The narrower you make the fairway and eliminate the chances of recovery, you are increasing the influence of luck in determining the winner, not skill (and results above show it).
I disagree, and I even disagree that the list of U.S. Open champions is weak. Over the last forty or fifty years, the U.S. Open was typically played on a course with very narrow (20-35 yards) fairways and green 4-6" rough. The player thought best equipped to handle these conditions was an accurate ballstriker. Look at the list of champions. Lee Trevino, Larry Nelson, Hale Irwin, Lee Janzen...these guys were really accurate ballstrikers, capable of hitting fairways and then small greens with longer irons.
The first golf tournament I remember watching carefully on television was the final round of the 1981 U.S. Open. I was just starting to get interested in golf at the time. If I am not mistaken, David Graham hit every fairway and 17 of 18 greens to win the tournament at Merion GC. That's golf artistry of a type that is rarely rewarded anymore. That's not luck, that's skill.
I don't get your thinking on this at all.
For one thing, one player does not that type of advantage (60% vs 50% success) over all other players. The fact that the field still beats that player more often than not (assuming you've verified that fact) is the nature of golf, where there are 150 possible winners, and a great player wins about 10% of the time.
Hi Phil,
Similarly, I disagree that big bounces will even out over 72, or especially 36 holes.

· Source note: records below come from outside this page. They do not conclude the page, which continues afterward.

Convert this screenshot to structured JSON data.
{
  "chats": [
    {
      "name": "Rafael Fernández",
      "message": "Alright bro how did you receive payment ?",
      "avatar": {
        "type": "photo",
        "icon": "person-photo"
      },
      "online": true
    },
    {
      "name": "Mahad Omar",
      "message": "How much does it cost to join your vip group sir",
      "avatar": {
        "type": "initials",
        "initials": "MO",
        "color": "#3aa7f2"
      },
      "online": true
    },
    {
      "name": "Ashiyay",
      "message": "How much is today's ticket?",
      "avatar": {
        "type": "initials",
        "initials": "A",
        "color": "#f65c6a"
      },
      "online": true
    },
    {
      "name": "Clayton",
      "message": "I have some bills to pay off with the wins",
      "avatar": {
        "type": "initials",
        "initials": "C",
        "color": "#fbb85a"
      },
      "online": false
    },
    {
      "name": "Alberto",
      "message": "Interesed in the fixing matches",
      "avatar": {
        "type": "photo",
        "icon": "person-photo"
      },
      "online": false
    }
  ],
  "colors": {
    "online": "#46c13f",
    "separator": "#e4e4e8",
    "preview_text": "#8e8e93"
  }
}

If a player gets 5 or 6 wild bounces over a couple days, and instead of a 3-3 split he gets 5-1 bad bounces, it may cost them a spot on the weekend. If I'm not mistaken, the chances of having a 5-1 distribution of bad to good bounces is about 1 in 11 (9.4%). I expect at least one or two top players missing the cut by a stroke or two, while able to identify a specific bad break that cost them. So we'll see if that happens. It's not a bad thing, unless you're a golfer who dislikes "unfairness".